Responsibilities of medical journals
Editorial writing in this province is generally a piece of cake. There is so much stuff happening most of the time that editorialists like me have the luxury of picking a topic from a potpourri of very sexy, very current newsy items.
However, occasionally in the dog-days of a long hot summer the topic stream dries up with our lawns and gardens. I invariably find myself kind of aimlessly stumbling about looking for something interesting to write about, usually about 24 hours before an editorial is due. In this “dog-days of summer” episode I tried poking about on the net, reading some local, national, and several non-Canadian publications, but still nothing. My creative well-spring was as empty as Michael Jackson’s morality bank account.
Whenever this happens I resort to a strategy that an editor friend of mine suggested to me years ago. She said that whenever she’s blocked and can’t write, she just writes about not being able to write and invariably at some point during the process (almost miraculously) a theme emerges. I’ve followed this advice a number of times and it has always worked. In this instance, as I’ve been jotting down this stream-of-boring-consciousness, I started to think about the responsibilities that medical/scientific journals have to the individual reader (you), the medical/scientific community, and to society as a whole.
I think that the magazine should, first of all, look good. I know that many journals go out of their way to do just the opposite and if you’re the New England Journal you can fly without cover artwork. However, we are in a highly competitive arena and want to grab our potential readers’ attention so they are interested enough to take the first step and open the book. One of the important ways we have of keeping our readers interested in continuing to turn the pages is with attractive, reader-friendly page design and formatting, eye-catching artwork, and an easy-to-navigate internal organizational structure.

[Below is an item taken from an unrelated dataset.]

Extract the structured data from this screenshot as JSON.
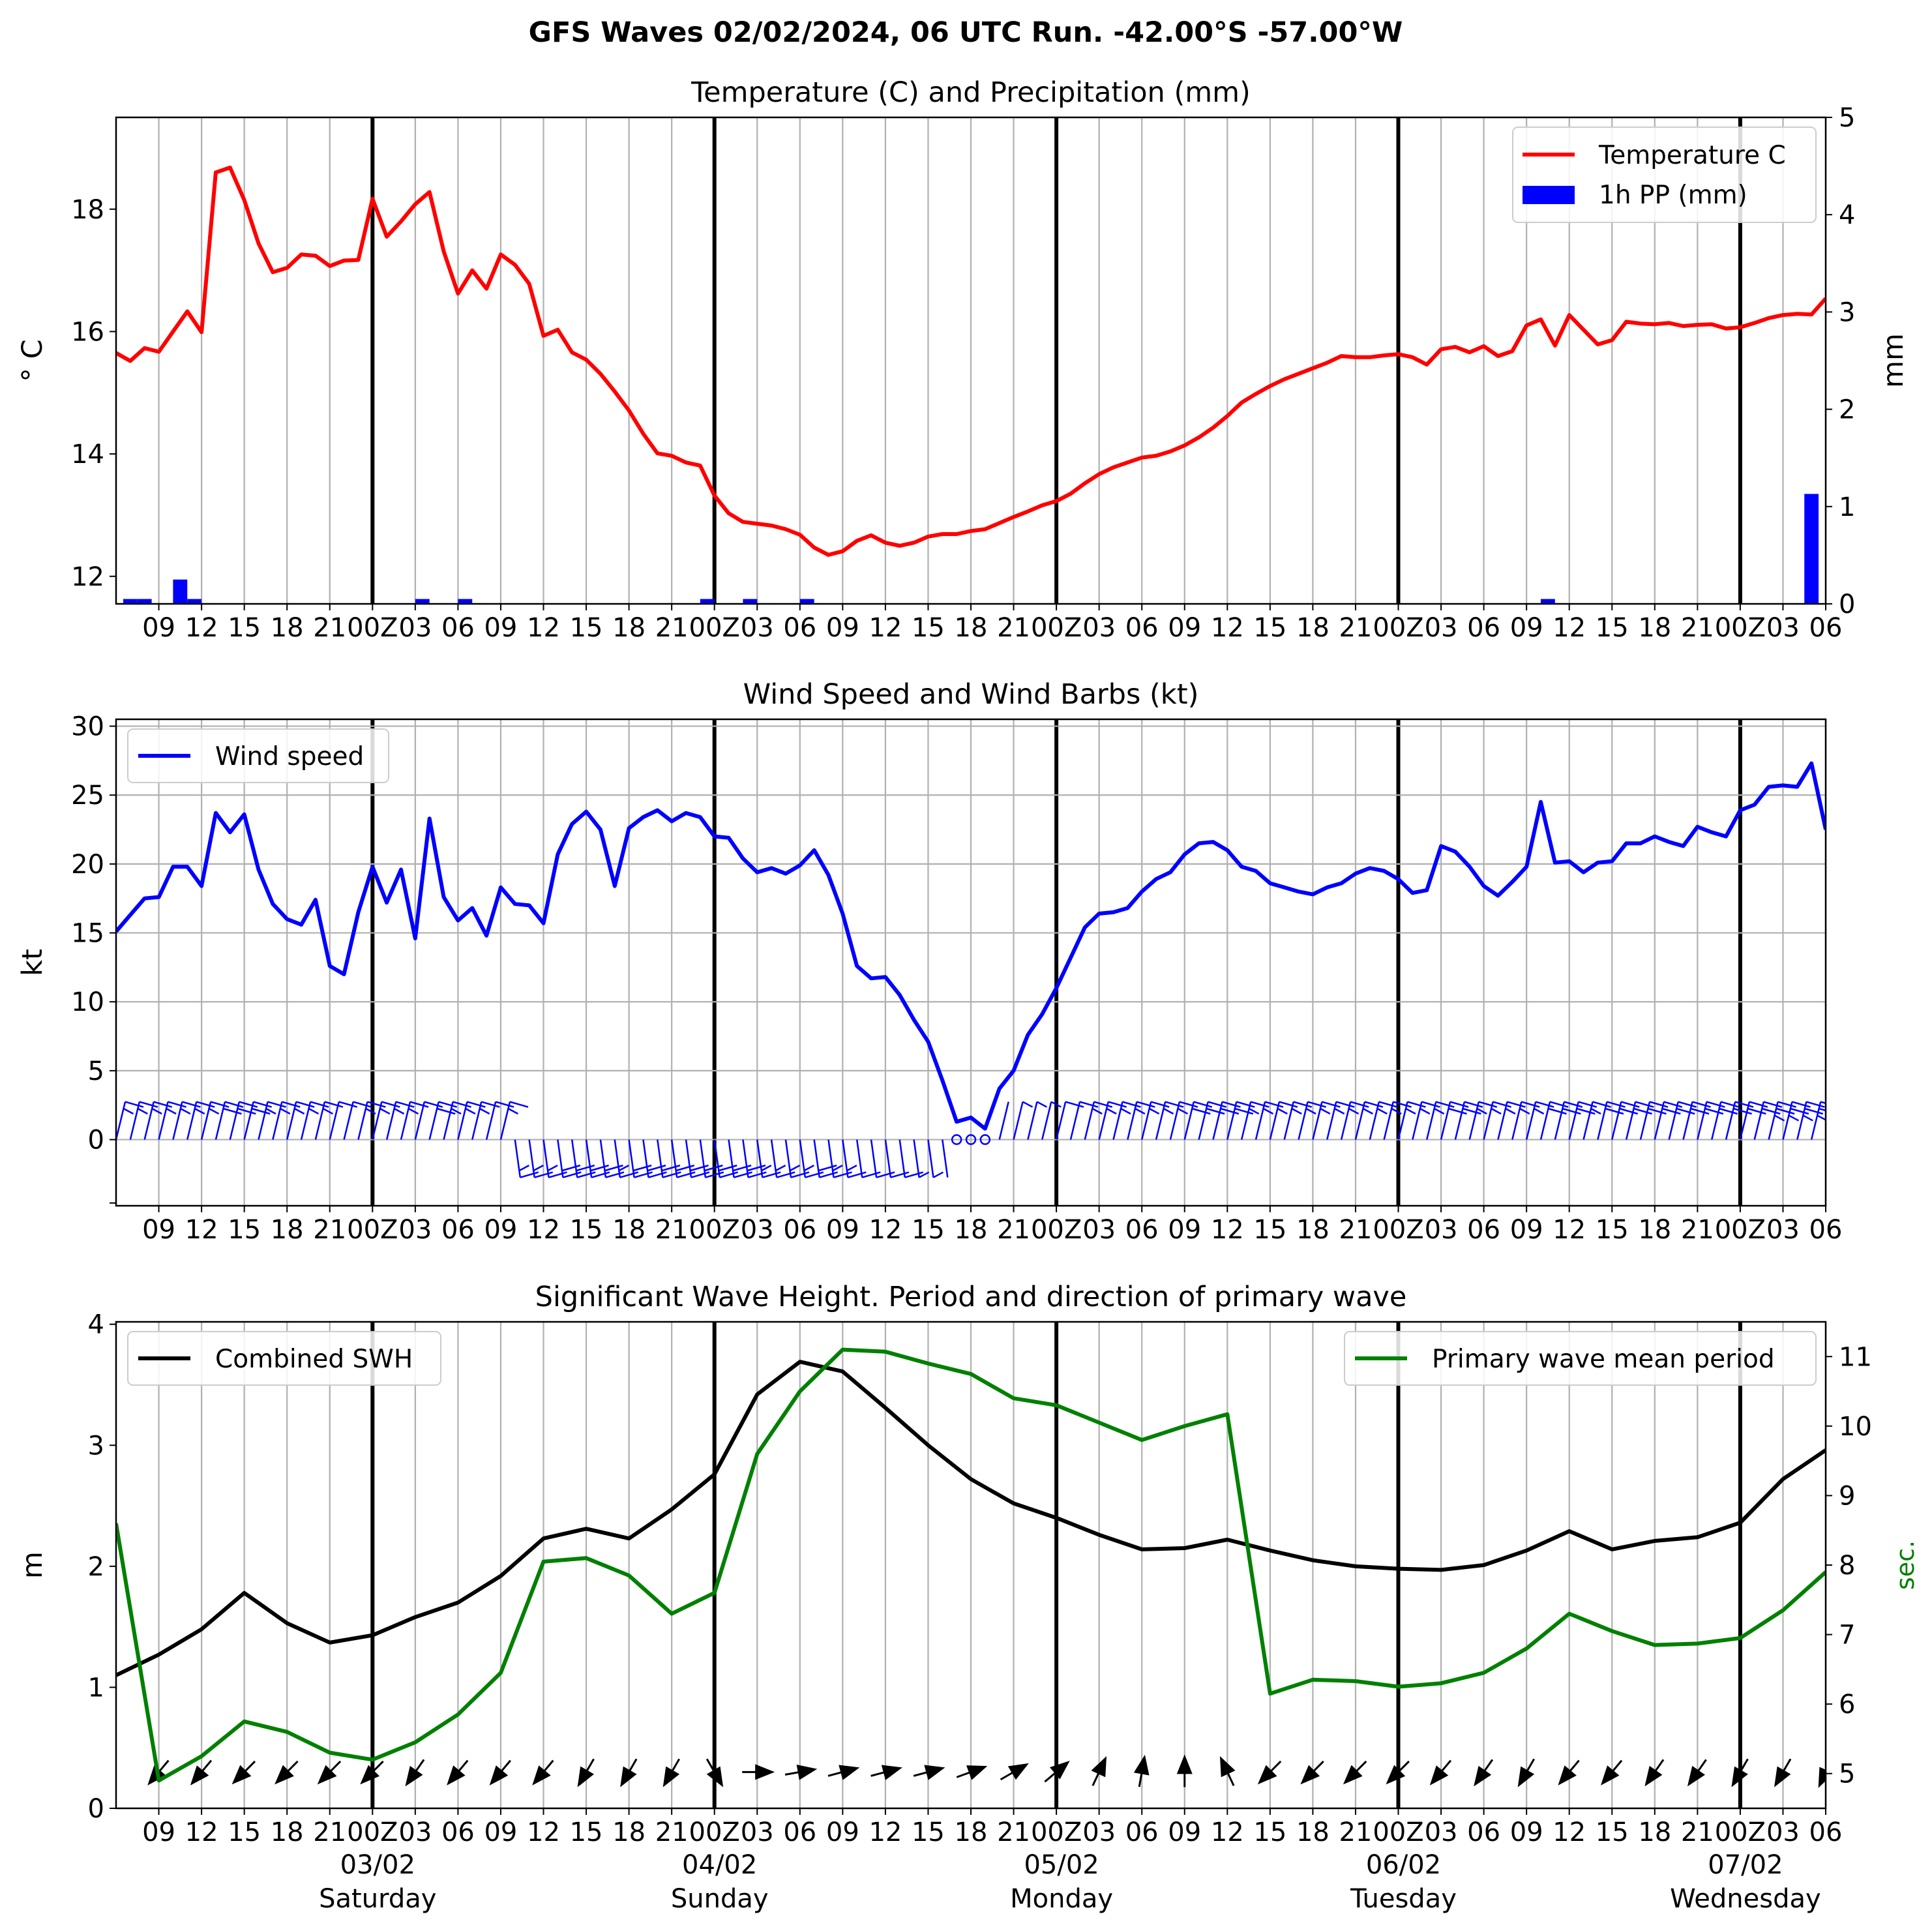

However, it doesn’t matter how nice it looks, how great the artwork and page design is if the scientific core is crap. It is our responsibility to publish well-written, properly reviewed, well-edited, educational, and we hope clinically relevant manuscripts for an interested, learned audience. We hope we succeed.
Finally, everything that we publish is part of the public record and, more importantly, the record of science. We are constantly aware of the responsibility we have to provide proper, prudent journalistic stewardship of the entries we make to the permanent record of medical science. With every issue we strive toward publishing excellence; toward making this journal an ever-more relevant purveyor of medical/scientific information.
For the most part, I think the BCMJ manages to pay attention to its responsibilities extremely well, most of the time quite unconsciously. It doesn’t hurt however, to articulate these things occasionally for everyone’s edification. The fact that the writing of all this served to deliver me from “writer’s block wasteland” makes the exercise almost worthwhile.